A lot of women across the world are lucky. If they don’t live in regions where diseases like malaria are endemic, then they don’t need to worry about infection and treatment while they’re pregnant. These women don’t have to think about whether or not anti-malarial drugs will affect their unborn child, they just follow the advice of institutions like the UK’s National Health Service – and steer clear of parts of the world where malaria’s a concern.
But not all women have the luxury to choose. Some live in countries or regions where malaria’s an everyday reality. What treatment options do these women have if they’re expecting a baby? It’s important to find an answer as around 10,000 women and 200,000 newborns die every year as a result of malaria. Malaria also affects newborns’ birth weight – a contributing factor to infant mortality – and this study in Thailand found that preventing malaria in pregnancy would help boost babies’ survival rates.

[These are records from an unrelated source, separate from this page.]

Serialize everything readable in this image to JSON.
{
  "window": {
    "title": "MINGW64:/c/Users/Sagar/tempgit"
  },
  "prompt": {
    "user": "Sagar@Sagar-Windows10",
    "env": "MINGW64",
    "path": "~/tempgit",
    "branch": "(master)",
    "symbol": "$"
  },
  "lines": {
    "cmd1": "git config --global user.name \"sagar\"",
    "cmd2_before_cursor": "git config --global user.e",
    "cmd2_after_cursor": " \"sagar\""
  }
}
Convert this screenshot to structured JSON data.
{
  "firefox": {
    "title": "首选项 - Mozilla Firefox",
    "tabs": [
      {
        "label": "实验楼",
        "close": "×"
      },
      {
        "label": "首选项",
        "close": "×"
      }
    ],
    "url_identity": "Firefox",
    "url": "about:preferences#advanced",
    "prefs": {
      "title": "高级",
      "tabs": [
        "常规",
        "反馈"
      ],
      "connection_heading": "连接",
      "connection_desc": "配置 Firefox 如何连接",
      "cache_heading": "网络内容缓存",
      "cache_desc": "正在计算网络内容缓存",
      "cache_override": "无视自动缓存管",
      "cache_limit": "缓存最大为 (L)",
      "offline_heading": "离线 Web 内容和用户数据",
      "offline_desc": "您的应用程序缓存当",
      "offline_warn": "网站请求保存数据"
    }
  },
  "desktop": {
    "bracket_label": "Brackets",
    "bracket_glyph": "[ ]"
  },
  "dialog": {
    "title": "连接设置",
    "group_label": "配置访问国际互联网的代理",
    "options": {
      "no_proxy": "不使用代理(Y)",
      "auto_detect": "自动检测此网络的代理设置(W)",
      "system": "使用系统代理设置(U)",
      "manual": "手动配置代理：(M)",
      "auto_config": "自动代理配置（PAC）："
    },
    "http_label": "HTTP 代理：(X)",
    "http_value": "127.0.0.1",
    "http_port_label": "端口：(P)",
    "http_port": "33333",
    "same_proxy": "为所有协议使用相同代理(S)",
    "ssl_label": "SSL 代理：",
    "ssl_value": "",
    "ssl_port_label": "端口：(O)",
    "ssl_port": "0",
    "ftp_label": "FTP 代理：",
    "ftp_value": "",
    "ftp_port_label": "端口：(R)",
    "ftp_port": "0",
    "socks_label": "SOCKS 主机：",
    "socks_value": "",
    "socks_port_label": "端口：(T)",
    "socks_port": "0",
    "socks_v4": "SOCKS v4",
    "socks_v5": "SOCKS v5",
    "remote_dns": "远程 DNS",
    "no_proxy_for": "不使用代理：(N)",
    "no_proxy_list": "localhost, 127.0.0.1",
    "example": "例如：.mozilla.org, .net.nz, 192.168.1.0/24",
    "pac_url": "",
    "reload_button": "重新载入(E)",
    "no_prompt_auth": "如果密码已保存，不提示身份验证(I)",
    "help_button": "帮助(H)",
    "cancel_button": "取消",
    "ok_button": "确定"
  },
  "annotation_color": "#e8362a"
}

The WHO updated its recommendations for pregnant women at risk in Africa in October 2012, but as other experts have pointed out, this advice isn’t relevant everywhere. There’s still a huge gap in knowledge about treating malaria in pregnancy in Asia. Current data comes from research in just a handful of countries in this continent, and factors such as drug resistance and different settings mean that what works in one place might not work in another.
Mosquitoes don’t sit still. They evolve, adapting to drugs, relocating as their habitats change. So that means that research into how to treat malaria in pregnancy cannot stay still either. As what works one day in one part of the globe might not work tomorrow in another region.